Let’s now turn to the question of how much responsibility schools should bear for such score declines, or for more generally failing to raise the academic performance of disadvantaged children. On this issue, Rothstein is guilty of the same charge of ignoring the findings of sociologist James Coleman that he has leveled against the authors of A Nation at Risk. In Rothstein’s case, however, it’s the second “Coleman Report,” issued in 1982, that is ignored. By that year, Coleman had substantially modified his views about the ability of schools to overcome the social deficits of their students. He now concluded that what schools did matter a great deal and could make a big difference in raising the academic achievement of disadvantaged children. In a study co-authored with Thomas Hoffer and Sally Kilgore, Coleman concluded that Catholic high schools produced greater achievement gains for lower income students than the public schools. These gains were largely due to the higher academic standards, the more orderly classrooms and the greater sense of social solidarity found in the Catholic schools.

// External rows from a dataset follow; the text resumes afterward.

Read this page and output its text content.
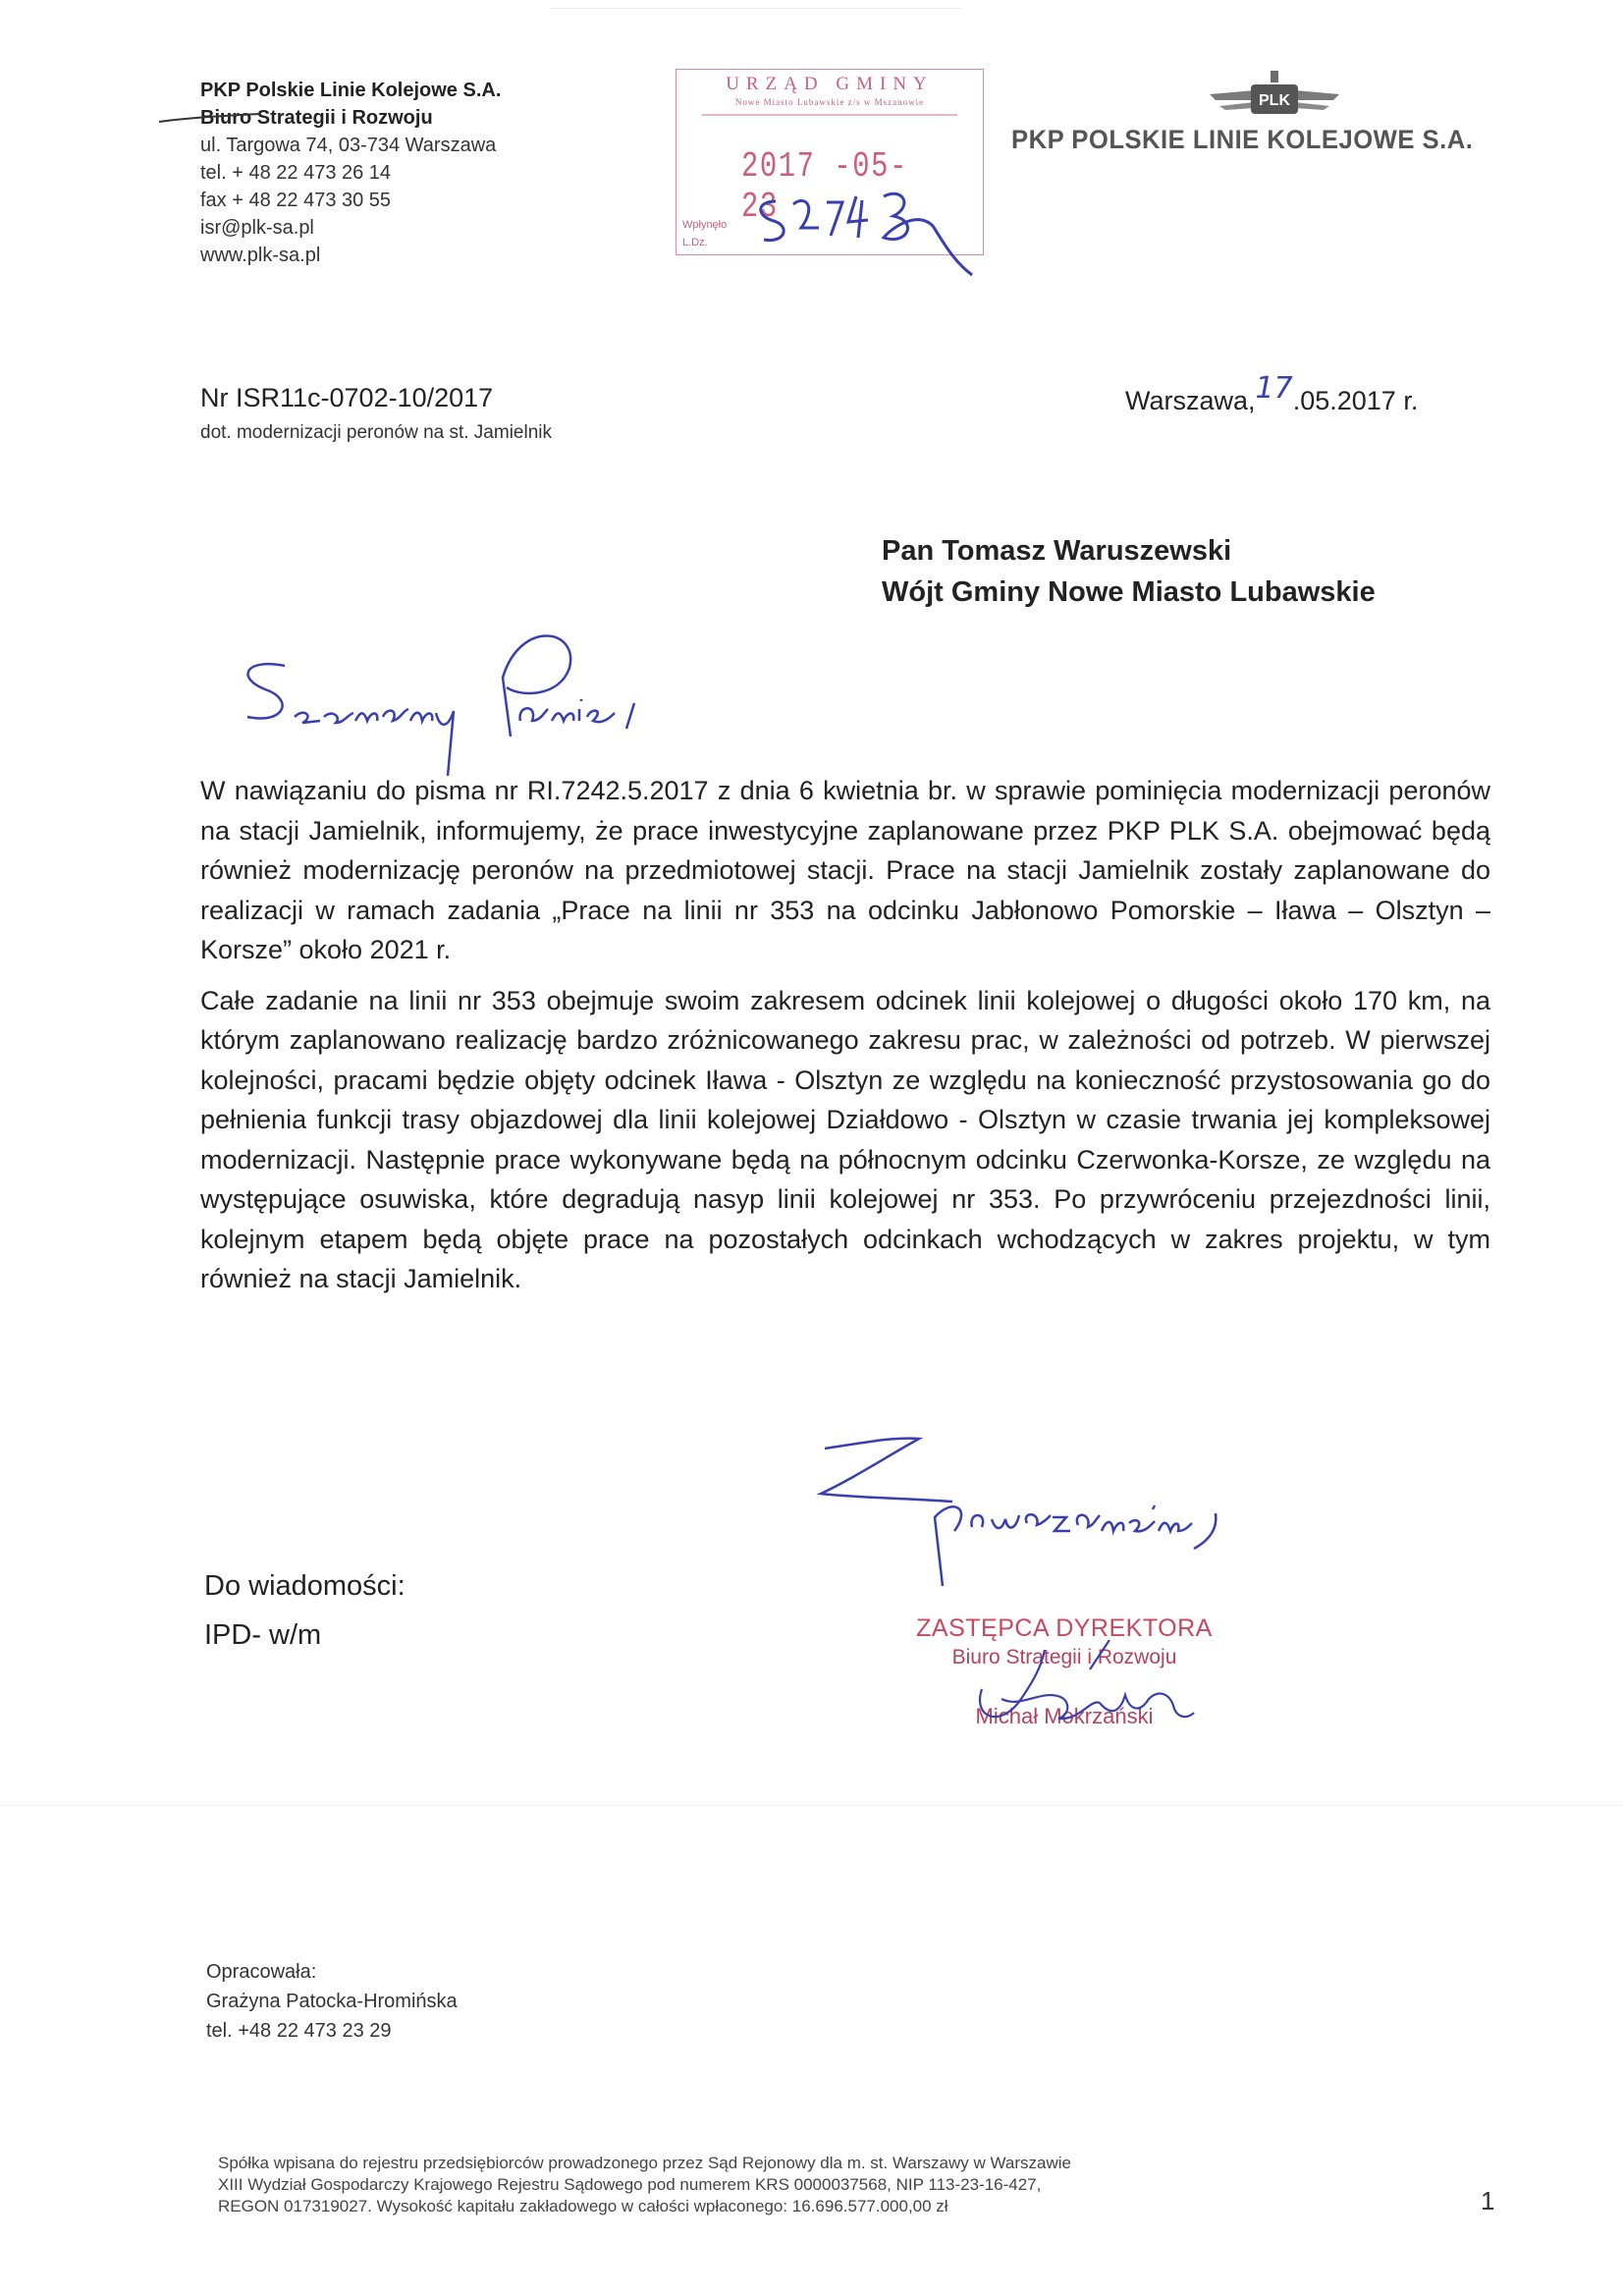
PKP Polskie Linie Kolejowe S.A.
Biuro Strategii i Rozwoju
ul. Targowa 74, 03-734 Warszawa
tel. + 48 22 473 26 14
fax + 48 22 473 30 55
isr@plk-sa.pl
www.plk-sa.pl
URZĄD GMINY
Nowe Miasto Lubawskie z/s w Mszanowie
2017 -05- 23
Wpłynęło
L.Dz.
PLK
PKP POLSKIE LINIE KOLEJOWE S.A.
Nr ISR11c-0702-10/2017
dot. modernizacji peronów na st. Jamielnik
Warszawa,17.05.2017 r.
Pan Tomasz Waruszewski
Wójt Gminy Nowe Miasto Lubawskie

W nawiązaniu do pisma nr RI.7242.5.2017 z dnia 6 kwietnia br. w sprawie pominięcia modernizacji peronów na stacji Jamielnik, informujemy, że prace inwestycyjne zaplanowane przez PKP PLK S.A. obejmować będą również modernizację peronów na przedmiotowej stacji. Prace na stacji Jamielnik zostały zaplanowane do realizacji w ramach zadania „Prace na linii nr 353 na odcinku Jabłonowo Pomorskie – Iława – Olsztyn – Korsze” około 2021 r.

Całe zadanie na linii nr 353 obejmuje swoim zakresem odcinek linii kolejowej o długości około 170 km, na którym zaplanowano realizację bardzo zróżnicowanego zakresu prac, w zależności od potrzeb. W pierwszej kolejności, pracami będzie objęty odcinek Iława - Olsztyn ze względu na konieczność przystosowania go do pełnienia funkcji trasy objazdowej dla linii kolejowej Działdowo - Olsztyn w czasie trwania jej kompleksowej modernizacji. Następnie prace wykonywane będą na północnym odcinku Czerwonka-Korsze, ze względu na występujące osuwiska, które degradują nasyp linii kolejowej nr 353. Po przywróceniu przejezdności linii, kolejnym etapem będą objęte prace na pozostałych odcinkach wchodzących w zakres projektu, w tym również na stacji Jamielnik.

Do wiadomości:
IPD- w/m	ZASTĘPCA DYREKTORA
Biuro Strategii i Rozwoju
Michał Mokrzański
Opracowała:
Grażyna Patocka-Hromińska
tel. +48 22 473 23 29
Spółka wpisana do rejestru przedsiębiorców prowadzonego przez Sąd Rejonowy dla m. st. Warszawy w Warszawie
XIII Wydział Gospodarczy Krajowego Rejestru Sądowego pod numerem KRS 0000037568, NIP 113-23-16-427,
REGON 017319027. Wysokość kapitału zakładowego w całości wpłaconego: 16.696.577.000,00 zł	1
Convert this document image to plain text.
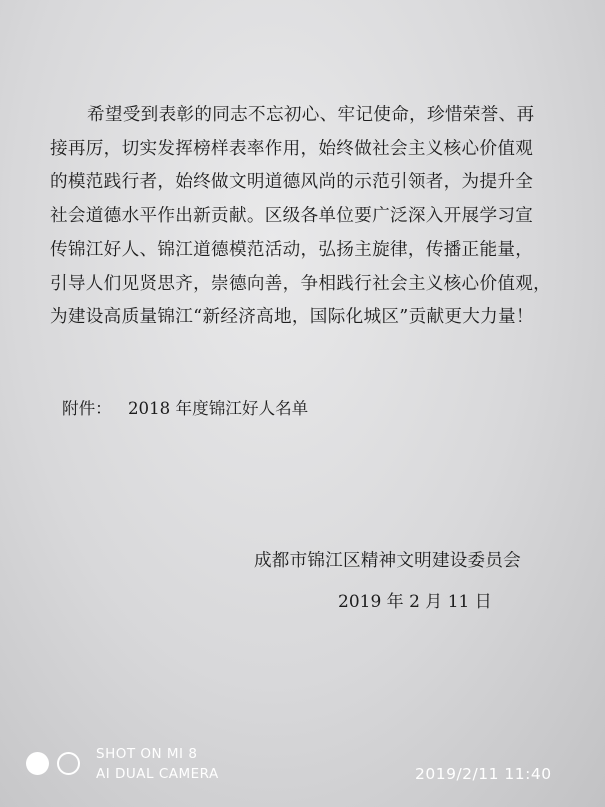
希望受到表彰的同志不忘初心、牢记使命，珍惜荣誉、再
接再厉，切实发挥榜样表率作用，始终做社会主义核心价值观
的模范践行者，始终做文明道德风尚的示范引领者，为提升全
社会道德水平作出新贡献。区级各单位要广泛深入开展学习宣
传锦江好人、锦江道德模范活动，弘扬主旋律，传播正能量，
引导人们见贤思齐，崇德向善，争相践行社会主义核心价值观，
为建设高质量锦江“新经济高地，国际化城区”贡献更大力量！
附件： 2018 年度锦江好人名单
成都市锦江区精神文明建设委员会
2019 年 2 月 11 日
SHOT ON MI 8
AI DUAL CAMERA	2019/2/11 11:40
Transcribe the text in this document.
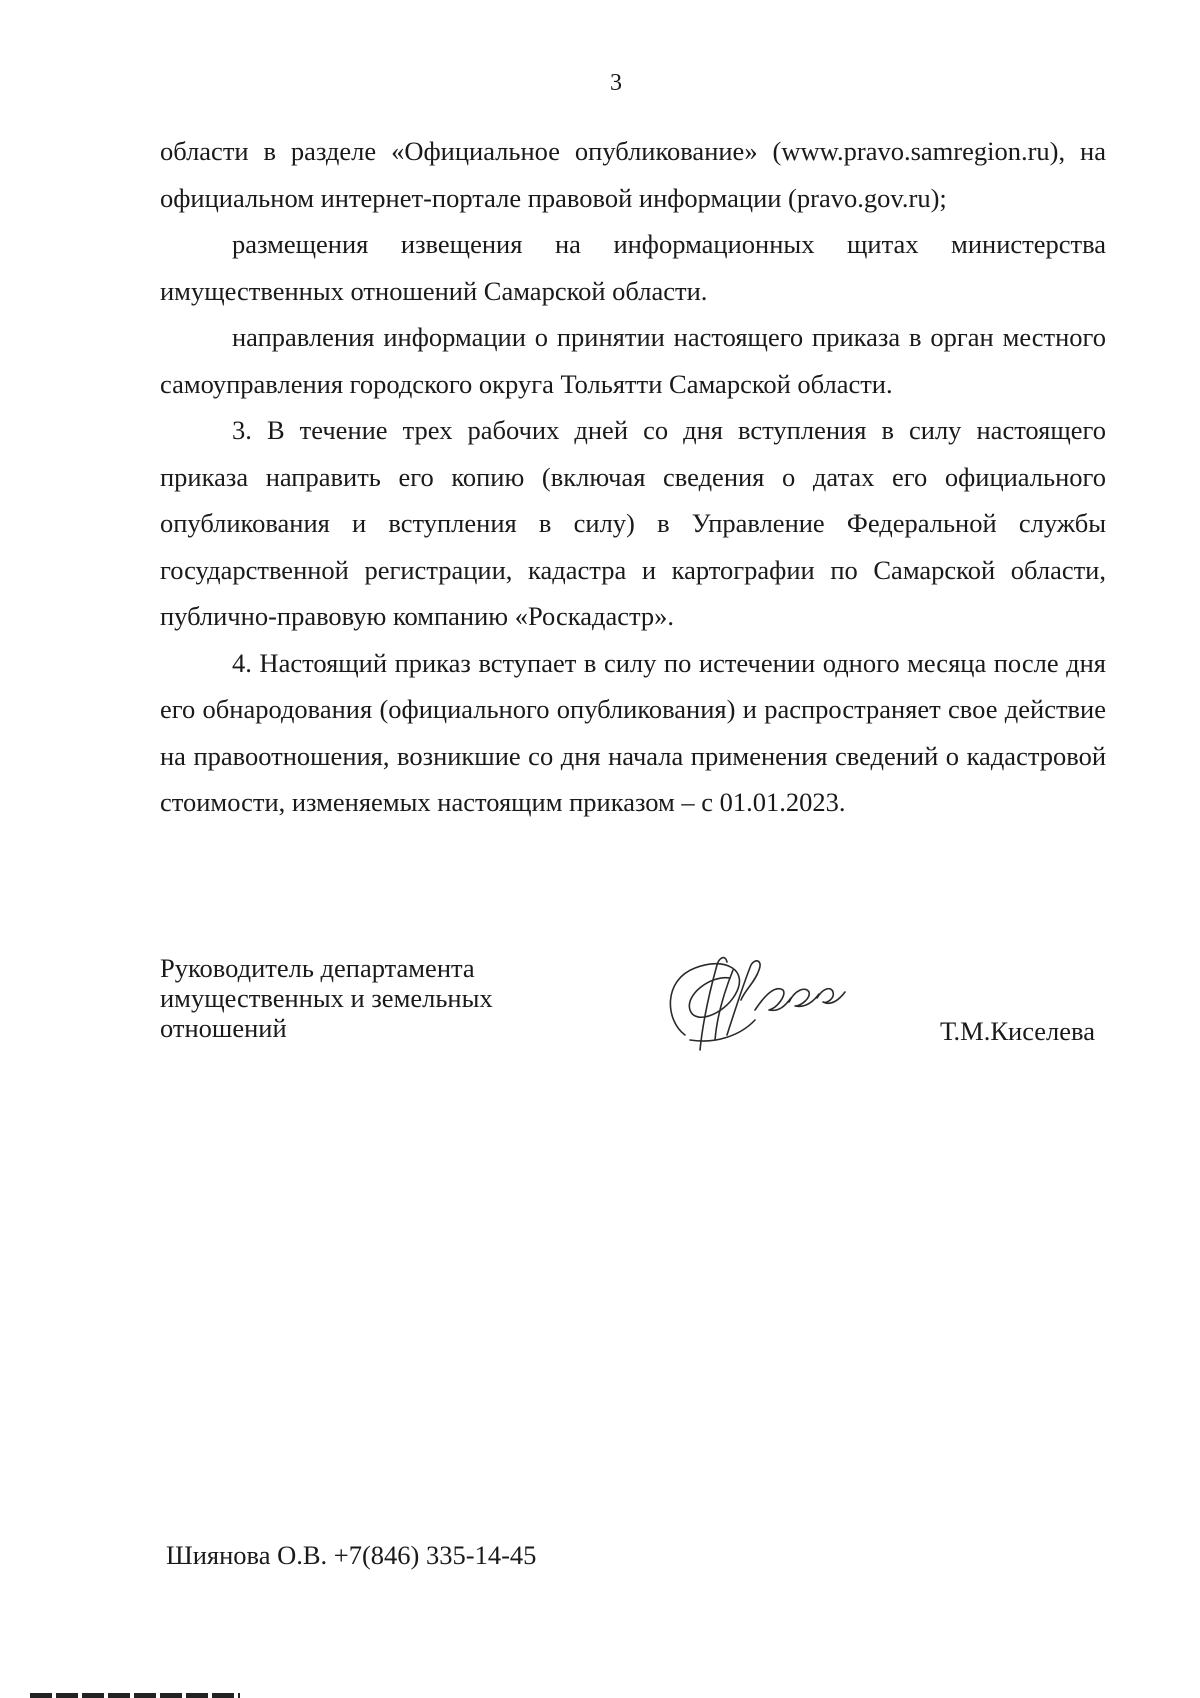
3

области в разделе «Официальное опубликование» (www.pravo.samregion.ru), на официальном интернет-портале правовой информации (pravo.gov.ru);

размещения извещения на информационных щитах министерства имущественных отношений Самарской области.

направления информации о принятии настоящего приказа в орган местного самоуправления городского округа Тольятти Самарской области.

3. В течение трех рабочих дней со дня вступления в силу настоящего приказа направить его копию (включая сведения о датах его официального опубликования и вступления в силу) в Управление Федеральной службы государственной регистрации, кадастра и картографии по Самарской области, публично-правовую компанию «Роскадастр».

4. Настоящий приказ вступает в силу по истечении одного месяца после дня его обнародования (официального опубликования) и распространяет свое действие на правоотношения, возникшие со дня начала применения сведений о кадастровой стоимости, изменяемых настоящим приказом – с 01.01.2023.

Руководитель департамента
имущественных и земельных
отношений	Т.М.Киселева
Шиянова О.В. +7(846) 335-14-45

Obviously we can’t really expect that the 1982 Coleman report — and the many other scholarly studies that have arrived at similar conclusions about the efficacy of urban Catholic schools — would lead Rothstein to seriously consider vouchers, tuition tax credits or other forms of aid to Catholic schools as a means of offering poor inner city children a better chance of success. Still it’s sad that Rothstein doesn’t even acknowledge the existence of the second Coleman report, which profoundly challenges his own theories about the relationship between specific school effects and the possibility of raising the achievement of disadvantaged students. It’s even sadder that, because of Rothstein’s ideological fixation on the primacy of class, race, and poverty differences as determinants of learning outcomes, he seems blind to specific curricular and instructional reforms within the public schools that have had an impact in raising the achievement of disadvantaged students.
There’s the “Massachusetts Miracle,” for example, which I wrote about in the Winter 2008 issue of City Journal. In the past several years, Massachusetts has improved more than almost every other state on the NAEP tests. In 2007, it scored first in the nation in fourth- and eighth-grade math and reading. The state owes this amazing improvement in student performance to its decision to mandate a rigorous curriculum for all grades, creating demanding tests linked to the curriculum standards, and insisting that all high school graduates pass a comprehensive exit exam.
But I doubt that Rothstein is much interested in these real on-the-ground gains for both white and black students. He certainly hasn’t spoken out to protect the gains against the attempts of Massachusetts’ new Democratic Governor Deval Patrick to turn back the reform agenda. Instead, he’s still waiting for the European-style welfare state that will never come.